Я не мог говорить. Я только кивнул, притянул её к себе и поцеловал. Это не был поцелуй страсти. Это было причастие. Тихое, торжественное, прощальное слияние двух душ на краю бездны. В нём была горечь предчувствия, соль её слёз и безоговорочная, абсолютная преданность. Она отдавала мне не тело, а всю свою суть — всю свою хрупкую, стальную, прекрасную суть — в последний раз, как заклинание, как оберег, как клятву.
Мы просидели так до самого рассвета, не двигаясь, слушая, как бьются наши сердца в унисон, отсчитывая последние часы. Когда в окно пробился первый, грязно-серый свет, мы поднялись. Двигались молча, как скелеты, помогая друг другу стряхнуть оцепенение. Бэлла привела себя в порядок с леденящей эффективностью: умылась ледяной водой, заплела волосы в тугой, безупречный узел, поправила мантию. Но в уголках её глаз, в лёгкой дрожи рук, выдавалась та уязвимость, что она показала только мне.
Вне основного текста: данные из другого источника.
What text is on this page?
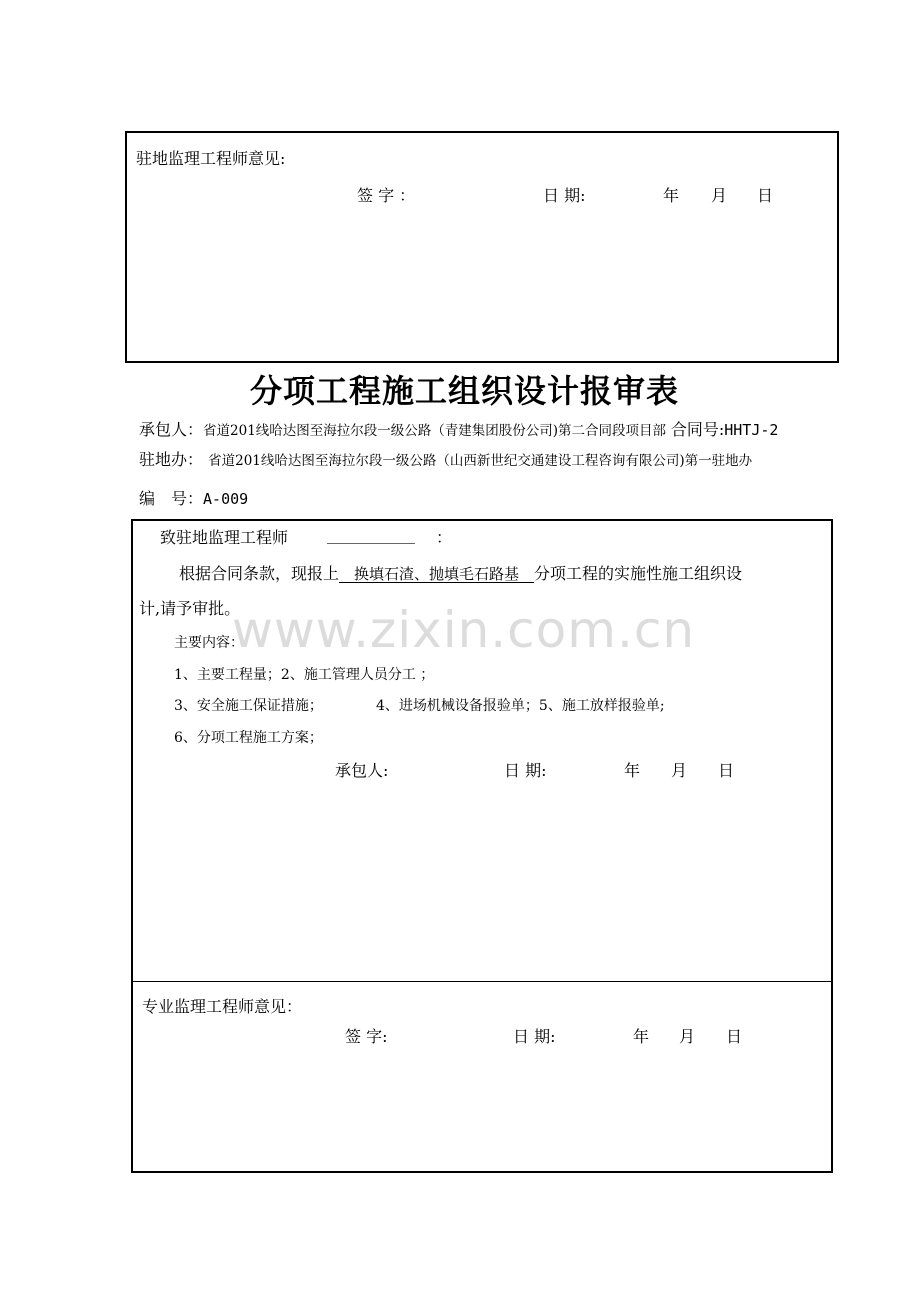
驻地监理工程师意见:
签 字 ：	日 期:	年 月 日
分项工程施工组织设计报审表
承包人：省道201线哈达图至海拉尔段一级公路（青建集团股份公司)第二合同段项目部 合同号:HHTJ-2
驻地办： 省道201线哈达图至海拉尔段一级公路（山西新世纪交通建设工程咨询有限公司)第一驻地办
编　号：A-009
致驻地监理工程师 ___________ ：
根据合同条款，现报上　换填石渣、抛填毛石路基　分项工程的实施性施工组织设
计,请予审批。
主要内容：
1、主要工程量；2、施工管理人员分工 ；
3、安全施工保证措施；	4、进场机械设备报验单；5、施工放样报验单;
6、分项工程施工方案；
承包人:	日 期:	年 月 日
www.zixin.com.cn
专业监理工程师意见：
签 字:	日 期:	年 月 日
— Я пойду к Леону, — сказала она, её голос снова стал деловым, но в нём звенела тонкая, как лезвие бритвы, сталь. — Проверим последние расчёты, сверим маршрут. Ты иди к нему. Дай свой ответ. И… — она сделала шаг, взяла моё лицо в ладони и посмотрела мне прямо в глаза, — …вернись ко мне. Живым. Хотя бы до начала. Хотя бы для того, чтобы мы пошли туда вместе.
— Я вернусь, — сказал я. И это было единственное честное обещание в мире, построенном на лжи.
Я вышел в утренний коридор. Морбус просыпался. Студенты шли на молитвы, зевая. Дежурные пересчитывали ключи. Воздух пах пылью, озоном и привычным страхом. Никто не знал, что сегодняшний рассвет — последний для этого мира в его привычном виде.
Путь в круглую комнату я помнил наизусть. На этот раз массивная дверь была приоткрыта. Ректор стоял спиной, разглядывая свой макет. Мерцание больного узла на восточном крыле отбрасывало на его чёрную мантию зловещие блики.
— Ну что, Вэйл? — его голос прозвучал в тишине, не оборачиваясь. — Ты определился со своей судьбой?
Я вошёл и встал в нескольких шагах от него. Внутри не было ни страха, ни сомнений. Только холодная, как космический вакуум, решимость.
— Да, — сказал я. — Я буду вашим катализатором.
Он медленно повернулся. Тень под капюшоном, казалось, качнулась в знак удовлетворённого кивка.
— Разумный выбор. Приготовься. Ритуал начнётся сегодня, в полночь, в Зале Сердцевины. Тебе будет дан последний инструктаж. Не подведи нас. Не подведи новый мир.
— Я не подведу, — ответил я. И в этих словах была абсолютная, непоколебимая правда, которую он, в своей слепоте, понять не мог.
Я повернулся и вышел, чувствуя, как его незримое, давящее внимание провожает меня до самой двери. Он купился. Он поверил в силу своего соблазна, в логику страха и жажды власти. Он не разглядел в моих глазах иного пламени — пламени тотального, разрушительного отказа.